ABN AMRO announces decisions of Annual General Meeting 2019

Press release -

ABN AMRO Group N.V. (ABN AMRO) held its Annual General Meeting (the General Meeting) today. At the General Meeting 83.66% of the total issued capital and an equal percentage of voting rights were represented.

The General Meeting adopted ABN AMRO’s audited annual financial statements for 2018 and approved the proposed final cash dividend of EUR 752 million, or EUR 0.80 per share, over the financial year 2018. The dividend payment date is 20 May 2019. It also discharged each member of the Executive Board and the Supervisory Board in office during the financial year for the performance of his or her duties during 2018.

The General Meeting approved the appointments of Anna Storåkers and Michiel Lap as members of the Supervisory Board of ABN AMRO for a period of four years ending at the close of the Annual General Meeting in 2023. Steven ten Have and Frederieke Leeflang have stepped down as members of ABN AMRO’s Supervisory Board. The Supervisory Board now consists of Tom de Swaan (Chairman), Arjen Dorland, Michiel Lap, Annemieke Roobeek, Jurgen Stegmann, Anna Storåkers and Tjalling Tiemstra.
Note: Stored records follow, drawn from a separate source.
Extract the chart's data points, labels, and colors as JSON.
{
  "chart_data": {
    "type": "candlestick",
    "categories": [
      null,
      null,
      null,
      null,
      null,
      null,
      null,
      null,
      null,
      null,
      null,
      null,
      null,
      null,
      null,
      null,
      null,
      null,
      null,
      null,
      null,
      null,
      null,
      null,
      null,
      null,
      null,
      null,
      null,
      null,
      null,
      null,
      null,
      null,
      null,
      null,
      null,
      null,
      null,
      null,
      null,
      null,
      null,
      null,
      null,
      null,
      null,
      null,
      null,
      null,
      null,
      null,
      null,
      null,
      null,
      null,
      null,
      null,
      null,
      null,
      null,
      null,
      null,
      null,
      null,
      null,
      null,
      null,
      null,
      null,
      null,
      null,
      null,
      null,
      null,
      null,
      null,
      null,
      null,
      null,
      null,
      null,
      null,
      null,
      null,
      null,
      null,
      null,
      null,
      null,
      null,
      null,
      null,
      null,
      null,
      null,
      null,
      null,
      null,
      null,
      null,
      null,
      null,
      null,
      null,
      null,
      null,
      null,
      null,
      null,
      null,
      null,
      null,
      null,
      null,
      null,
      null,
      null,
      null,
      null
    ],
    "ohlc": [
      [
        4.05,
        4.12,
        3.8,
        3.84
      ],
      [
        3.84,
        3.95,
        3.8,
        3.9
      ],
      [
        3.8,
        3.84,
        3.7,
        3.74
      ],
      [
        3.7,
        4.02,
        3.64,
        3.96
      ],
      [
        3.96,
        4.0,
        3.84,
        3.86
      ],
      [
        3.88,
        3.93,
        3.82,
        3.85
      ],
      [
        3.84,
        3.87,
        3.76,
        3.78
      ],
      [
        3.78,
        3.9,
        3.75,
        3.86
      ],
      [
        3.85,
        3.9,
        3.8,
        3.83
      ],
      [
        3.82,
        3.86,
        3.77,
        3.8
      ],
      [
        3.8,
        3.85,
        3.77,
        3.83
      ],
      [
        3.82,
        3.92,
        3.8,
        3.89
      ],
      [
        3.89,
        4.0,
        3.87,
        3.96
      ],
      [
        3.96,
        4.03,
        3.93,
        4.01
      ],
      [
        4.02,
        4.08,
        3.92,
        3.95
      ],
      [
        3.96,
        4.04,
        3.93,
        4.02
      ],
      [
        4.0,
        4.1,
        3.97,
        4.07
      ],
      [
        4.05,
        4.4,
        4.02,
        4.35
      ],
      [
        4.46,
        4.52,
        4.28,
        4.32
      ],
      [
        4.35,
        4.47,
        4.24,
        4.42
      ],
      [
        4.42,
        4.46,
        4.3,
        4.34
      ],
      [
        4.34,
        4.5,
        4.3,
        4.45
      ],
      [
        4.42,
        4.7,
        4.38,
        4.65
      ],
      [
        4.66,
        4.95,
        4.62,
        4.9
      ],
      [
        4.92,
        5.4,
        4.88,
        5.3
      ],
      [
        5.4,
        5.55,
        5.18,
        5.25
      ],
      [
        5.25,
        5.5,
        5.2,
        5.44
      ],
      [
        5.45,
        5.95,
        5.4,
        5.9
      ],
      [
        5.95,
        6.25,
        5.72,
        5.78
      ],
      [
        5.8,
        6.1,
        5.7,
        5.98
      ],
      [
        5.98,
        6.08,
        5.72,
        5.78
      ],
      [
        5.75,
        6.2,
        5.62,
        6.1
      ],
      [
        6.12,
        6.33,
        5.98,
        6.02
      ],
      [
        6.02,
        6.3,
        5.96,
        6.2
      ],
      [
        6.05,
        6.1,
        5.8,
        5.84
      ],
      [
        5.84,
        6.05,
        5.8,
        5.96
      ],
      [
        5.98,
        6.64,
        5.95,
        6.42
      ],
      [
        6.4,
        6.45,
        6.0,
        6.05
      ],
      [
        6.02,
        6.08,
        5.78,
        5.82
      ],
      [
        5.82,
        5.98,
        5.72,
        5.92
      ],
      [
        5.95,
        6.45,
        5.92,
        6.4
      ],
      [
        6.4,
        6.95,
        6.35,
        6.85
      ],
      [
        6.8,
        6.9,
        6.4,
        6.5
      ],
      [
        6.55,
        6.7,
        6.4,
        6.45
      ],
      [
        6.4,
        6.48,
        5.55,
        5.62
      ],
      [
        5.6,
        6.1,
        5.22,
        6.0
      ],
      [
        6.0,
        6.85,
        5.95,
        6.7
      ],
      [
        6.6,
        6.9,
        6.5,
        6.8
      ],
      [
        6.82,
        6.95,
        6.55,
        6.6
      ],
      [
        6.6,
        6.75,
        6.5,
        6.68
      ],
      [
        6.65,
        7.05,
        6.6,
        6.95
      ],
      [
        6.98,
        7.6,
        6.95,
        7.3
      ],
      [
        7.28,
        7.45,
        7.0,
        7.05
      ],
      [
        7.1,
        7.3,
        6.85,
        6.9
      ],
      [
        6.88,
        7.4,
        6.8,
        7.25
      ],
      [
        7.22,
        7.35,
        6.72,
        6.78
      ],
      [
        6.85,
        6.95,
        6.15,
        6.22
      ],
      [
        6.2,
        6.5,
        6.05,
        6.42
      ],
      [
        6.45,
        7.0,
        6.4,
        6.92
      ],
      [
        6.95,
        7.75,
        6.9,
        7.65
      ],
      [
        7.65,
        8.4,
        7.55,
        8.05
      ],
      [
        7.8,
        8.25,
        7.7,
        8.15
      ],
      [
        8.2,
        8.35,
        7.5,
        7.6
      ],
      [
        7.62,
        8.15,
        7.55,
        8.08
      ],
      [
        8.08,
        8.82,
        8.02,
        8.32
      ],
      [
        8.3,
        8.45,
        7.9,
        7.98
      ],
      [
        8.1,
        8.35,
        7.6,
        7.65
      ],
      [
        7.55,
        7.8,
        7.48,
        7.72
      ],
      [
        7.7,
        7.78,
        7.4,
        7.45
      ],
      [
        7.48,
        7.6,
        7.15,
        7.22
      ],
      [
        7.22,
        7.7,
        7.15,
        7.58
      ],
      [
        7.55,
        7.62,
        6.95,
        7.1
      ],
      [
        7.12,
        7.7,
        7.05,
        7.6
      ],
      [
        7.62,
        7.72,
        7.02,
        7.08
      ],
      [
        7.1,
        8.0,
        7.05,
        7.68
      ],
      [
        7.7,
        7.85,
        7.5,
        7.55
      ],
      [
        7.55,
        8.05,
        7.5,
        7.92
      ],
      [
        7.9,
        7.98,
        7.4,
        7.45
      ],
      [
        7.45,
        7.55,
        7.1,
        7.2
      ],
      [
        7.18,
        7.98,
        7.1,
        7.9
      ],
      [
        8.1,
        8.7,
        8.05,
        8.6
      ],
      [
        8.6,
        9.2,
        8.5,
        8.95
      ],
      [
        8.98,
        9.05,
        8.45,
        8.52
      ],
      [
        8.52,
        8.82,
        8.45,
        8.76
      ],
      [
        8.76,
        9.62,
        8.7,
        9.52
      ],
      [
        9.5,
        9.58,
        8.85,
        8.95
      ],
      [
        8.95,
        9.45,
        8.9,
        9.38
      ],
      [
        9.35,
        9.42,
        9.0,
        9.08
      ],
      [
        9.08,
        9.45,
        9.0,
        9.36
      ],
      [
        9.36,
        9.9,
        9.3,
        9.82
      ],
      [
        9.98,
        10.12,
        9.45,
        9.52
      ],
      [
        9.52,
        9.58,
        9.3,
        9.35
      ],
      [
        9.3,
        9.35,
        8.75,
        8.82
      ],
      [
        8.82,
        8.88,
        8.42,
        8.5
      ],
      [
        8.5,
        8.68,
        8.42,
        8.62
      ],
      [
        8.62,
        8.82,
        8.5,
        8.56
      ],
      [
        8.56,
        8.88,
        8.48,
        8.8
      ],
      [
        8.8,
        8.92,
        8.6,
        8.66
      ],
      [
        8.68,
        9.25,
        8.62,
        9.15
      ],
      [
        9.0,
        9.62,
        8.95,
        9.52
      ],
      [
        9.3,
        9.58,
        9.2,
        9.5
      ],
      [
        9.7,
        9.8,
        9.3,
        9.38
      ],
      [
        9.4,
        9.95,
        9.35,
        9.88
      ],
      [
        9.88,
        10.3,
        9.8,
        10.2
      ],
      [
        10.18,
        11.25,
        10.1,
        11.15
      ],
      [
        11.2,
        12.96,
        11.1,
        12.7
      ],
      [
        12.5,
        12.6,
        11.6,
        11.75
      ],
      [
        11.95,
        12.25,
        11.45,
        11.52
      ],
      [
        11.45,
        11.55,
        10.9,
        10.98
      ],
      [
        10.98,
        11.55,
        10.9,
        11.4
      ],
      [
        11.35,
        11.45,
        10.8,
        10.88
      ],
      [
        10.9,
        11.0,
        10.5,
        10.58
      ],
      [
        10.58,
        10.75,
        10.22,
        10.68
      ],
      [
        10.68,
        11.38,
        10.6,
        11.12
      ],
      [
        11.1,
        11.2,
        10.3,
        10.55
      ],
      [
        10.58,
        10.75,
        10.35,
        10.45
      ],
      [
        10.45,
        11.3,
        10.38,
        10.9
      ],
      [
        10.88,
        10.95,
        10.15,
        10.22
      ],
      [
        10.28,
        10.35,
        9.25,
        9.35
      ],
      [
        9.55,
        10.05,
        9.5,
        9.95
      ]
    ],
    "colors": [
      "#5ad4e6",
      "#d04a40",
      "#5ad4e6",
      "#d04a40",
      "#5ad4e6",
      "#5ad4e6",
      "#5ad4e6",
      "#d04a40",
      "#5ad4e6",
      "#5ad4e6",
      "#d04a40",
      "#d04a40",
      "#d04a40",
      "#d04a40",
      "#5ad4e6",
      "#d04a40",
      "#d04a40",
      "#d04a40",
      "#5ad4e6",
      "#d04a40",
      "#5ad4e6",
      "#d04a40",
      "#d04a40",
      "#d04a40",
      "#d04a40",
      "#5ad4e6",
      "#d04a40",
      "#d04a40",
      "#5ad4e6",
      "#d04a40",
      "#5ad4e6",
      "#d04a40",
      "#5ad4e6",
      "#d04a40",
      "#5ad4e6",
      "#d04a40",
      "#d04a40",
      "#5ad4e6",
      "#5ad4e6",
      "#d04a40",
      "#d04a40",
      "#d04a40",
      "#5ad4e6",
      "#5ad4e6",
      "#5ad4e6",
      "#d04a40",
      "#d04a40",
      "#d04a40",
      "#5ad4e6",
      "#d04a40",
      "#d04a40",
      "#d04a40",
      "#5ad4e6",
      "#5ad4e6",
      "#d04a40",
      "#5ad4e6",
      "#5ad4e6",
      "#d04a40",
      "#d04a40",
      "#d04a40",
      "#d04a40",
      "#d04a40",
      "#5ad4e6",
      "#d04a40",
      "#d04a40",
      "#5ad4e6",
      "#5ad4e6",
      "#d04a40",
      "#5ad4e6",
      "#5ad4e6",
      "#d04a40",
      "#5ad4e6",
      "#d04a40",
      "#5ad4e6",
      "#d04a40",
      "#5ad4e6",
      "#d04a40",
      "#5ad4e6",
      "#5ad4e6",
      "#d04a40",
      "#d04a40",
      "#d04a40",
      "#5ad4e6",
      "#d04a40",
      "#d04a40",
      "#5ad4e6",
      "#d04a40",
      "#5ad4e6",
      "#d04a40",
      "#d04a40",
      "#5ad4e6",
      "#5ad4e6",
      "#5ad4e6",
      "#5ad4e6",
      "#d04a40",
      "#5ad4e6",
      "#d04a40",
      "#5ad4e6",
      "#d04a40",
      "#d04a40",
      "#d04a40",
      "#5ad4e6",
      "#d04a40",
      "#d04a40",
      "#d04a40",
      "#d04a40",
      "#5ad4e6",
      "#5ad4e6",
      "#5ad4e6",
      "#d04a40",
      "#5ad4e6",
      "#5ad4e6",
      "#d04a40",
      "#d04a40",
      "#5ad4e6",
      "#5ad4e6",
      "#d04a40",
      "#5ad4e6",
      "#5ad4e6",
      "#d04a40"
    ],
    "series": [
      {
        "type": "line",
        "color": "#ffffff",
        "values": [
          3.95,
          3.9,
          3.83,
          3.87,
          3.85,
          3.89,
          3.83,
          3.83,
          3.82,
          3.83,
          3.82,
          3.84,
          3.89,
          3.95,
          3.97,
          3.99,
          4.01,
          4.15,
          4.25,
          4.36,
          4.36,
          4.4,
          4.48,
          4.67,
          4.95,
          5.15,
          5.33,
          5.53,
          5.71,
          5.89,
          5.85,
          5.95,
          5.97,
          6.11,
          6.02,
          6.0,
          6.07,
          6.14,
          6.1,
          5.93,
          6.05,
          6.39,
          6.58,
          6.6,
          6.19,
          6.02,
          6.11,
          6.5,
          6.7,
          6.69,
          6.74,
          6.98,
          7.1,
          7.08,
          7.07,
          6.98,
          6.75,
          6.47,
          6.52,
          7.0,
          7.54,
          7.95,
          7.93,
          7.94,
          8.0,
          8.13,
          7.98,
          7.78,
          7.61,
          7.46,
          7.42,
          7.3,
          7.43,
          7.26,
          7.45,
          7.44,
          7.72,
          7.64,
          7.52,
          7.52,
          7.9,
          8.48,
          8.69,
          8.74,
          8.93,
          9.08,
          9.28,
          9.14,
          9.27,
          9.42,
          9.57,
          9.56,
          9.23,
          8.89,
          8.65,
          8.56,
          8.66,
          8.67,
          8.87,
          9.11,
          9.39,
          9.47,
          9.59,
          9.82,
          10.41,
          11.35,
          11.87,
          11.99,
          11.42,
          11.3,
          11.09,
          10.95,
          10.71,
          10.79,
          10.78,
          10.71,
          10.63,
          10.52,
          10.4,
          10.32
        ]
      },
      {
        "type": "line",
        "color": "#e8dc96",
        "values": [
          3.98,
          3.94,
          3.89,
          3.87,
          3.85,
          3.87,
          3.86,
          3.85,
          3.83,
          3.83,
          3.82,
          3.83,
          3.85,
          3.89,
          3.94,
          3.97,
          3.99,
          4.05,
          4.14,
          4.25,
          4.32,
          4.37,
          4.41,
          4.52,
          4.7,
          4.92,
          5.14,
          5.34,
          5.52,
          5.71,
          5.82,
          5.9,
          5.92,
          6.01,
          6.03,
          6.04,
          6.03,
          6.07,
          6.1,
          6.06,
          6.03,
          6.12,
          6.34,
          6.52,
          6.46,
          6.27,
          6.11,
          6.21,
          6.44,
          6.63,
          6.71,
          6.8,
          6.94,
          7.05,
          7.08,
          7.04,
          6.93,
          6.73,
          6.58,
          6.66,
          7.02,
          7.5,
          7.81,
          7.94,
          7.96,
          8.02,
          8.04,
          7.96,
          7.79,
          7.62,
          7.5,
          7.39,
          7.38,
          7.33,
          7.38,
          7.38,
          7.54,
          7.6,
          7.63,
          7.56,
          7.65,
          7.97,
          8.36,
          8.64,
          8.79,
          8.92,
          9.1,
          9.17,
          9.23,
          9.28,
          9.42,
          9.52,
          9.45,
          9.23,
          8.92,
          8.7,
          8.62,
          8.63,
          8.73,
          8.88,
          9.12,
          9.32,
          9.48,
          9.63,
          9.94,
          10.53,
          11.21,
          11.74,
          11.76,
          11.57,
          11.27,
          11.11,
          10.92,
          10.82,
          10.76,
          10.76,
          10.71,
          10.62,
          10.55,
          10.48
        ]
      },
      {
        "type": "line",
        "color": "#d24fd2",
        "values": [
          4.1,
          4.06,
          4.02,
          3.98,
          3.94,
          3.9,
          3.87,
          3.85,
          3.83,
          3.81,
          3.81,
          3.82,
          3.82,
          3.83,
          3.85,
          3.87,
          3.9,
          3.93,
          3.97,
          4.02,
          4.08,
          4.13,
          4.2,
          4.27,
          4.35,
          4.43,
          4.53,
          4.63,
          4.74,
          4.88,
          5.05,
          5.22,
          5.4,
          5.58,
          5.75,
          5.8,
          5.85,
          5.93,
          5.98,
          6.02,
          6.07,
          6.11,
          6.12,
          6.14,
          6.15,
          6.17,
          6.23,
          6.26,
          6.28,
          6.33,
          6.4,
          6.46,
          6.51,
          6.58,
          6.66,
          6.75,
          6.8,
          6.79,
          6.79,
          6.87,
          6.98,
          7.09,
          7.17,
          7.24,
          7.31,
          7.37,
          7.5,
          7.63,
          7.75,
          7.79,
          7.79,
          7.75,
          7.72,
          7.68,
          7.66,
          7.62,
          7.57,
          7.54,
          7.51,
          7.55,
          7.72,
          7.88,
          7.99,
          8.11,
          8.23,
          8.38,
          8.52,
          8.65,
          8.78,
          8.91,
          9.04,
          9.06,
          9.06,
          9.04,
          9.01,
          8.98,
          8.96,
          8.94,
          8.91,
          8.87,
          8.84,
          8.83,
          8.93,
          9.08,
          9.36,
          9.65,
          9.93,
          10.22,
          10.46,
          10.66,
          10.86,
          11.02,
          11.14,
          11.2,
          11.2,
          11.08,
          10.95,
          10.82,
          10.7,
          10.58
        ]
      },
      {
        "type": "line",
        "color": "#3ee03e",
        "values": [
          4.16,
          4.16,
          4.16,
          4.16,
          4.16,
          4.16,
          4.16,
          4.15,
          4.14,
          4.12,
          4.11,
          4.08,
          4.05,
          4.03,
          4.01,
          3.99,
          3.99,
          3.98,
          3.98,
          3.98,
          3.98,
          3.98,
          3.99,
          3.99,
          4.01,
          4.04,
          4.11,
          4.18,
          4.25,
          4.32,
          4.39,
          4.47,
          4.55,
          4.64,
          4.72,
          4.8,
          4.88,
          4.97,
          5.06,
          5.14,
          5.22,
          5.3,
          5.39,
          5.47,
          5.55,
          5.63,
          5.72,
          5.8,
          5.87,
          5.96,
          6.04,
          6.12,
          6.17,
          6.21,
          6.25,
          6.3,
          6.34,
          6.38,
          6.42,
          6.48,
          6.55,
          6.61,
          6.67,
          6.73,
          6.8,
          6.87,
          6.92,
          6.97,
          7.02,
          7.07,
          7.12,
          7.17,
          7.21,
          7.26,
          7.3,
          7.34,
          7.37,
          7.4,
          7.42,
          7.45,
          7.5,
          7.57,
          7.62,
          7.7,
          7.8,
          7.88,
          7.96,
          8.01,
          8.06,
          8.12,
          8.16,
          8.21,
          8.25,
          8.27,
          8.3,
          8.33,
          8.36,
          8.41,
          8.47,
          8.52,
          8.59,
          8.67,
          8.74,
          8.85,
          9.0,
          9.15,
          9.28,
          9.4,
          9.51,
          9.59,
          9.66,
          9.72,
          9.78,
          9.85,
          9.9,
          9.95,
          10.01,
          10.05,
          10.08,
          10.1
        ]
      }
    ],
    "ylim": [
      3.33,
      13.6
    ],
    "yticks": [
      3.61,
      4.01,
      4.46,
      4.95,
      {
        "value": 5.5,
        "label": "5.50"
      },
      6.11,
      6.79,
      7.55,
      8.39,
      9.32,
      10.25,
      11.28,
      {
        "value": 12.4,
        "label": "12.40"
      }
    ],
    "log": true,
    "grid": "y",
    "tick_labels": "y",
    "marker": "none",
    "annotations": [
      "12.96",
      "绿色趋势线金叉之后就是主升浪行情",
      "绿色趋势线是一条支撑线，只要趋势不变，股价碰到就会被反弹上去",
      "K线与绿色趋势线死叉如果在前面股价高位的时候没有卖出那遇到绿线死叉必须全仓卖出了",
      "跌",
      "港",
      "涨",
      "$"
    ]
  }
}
The General Meeting approved the legal merger of ABN AMRO Group N.V. into ABN AMRO Bank N.V., whereby ABN AMRO Bank N.V. will be the surviving entity. The legal merger will simplify ABN AMRO’s corporate structure and improve regulatory capital ratios (including the leverage ratio), optimise administrative processes and lower administrative costs. Subject to regulatory approvals, the merger is expected to be executed in the course of 2019.

Additionally, the General Meeting authorised the Executive Board for a period of 18 months to issue shares and grant rights to subscribe for shares up to a maximum of 10% of ABN AMRO’s issued share capital. The General Meeting also agreed to authorise the Executive Board to restrict or exclude pre-emptive rights in connection with the issuance of such shares. Furthermore, the General Meeting authorised the Executive Board for a period of 18 months to acquire shares and depositary receipts for shares in ABN AMRO’s own share capital up to a maximum of 10% of its issued share capital and to cancel all or some of the shares in ABN AMRO’s own share capital that are held by it or by its subsidiaries as a result of such acquisitions. These authorisations are subject to the required regulatory and other approvals.

Finally, the General Meeting resolved to amend the articles of association of ABN AMRO to allow for the appointment of the statutory auditor for a maximum period of three years rather than a fixed period of three years.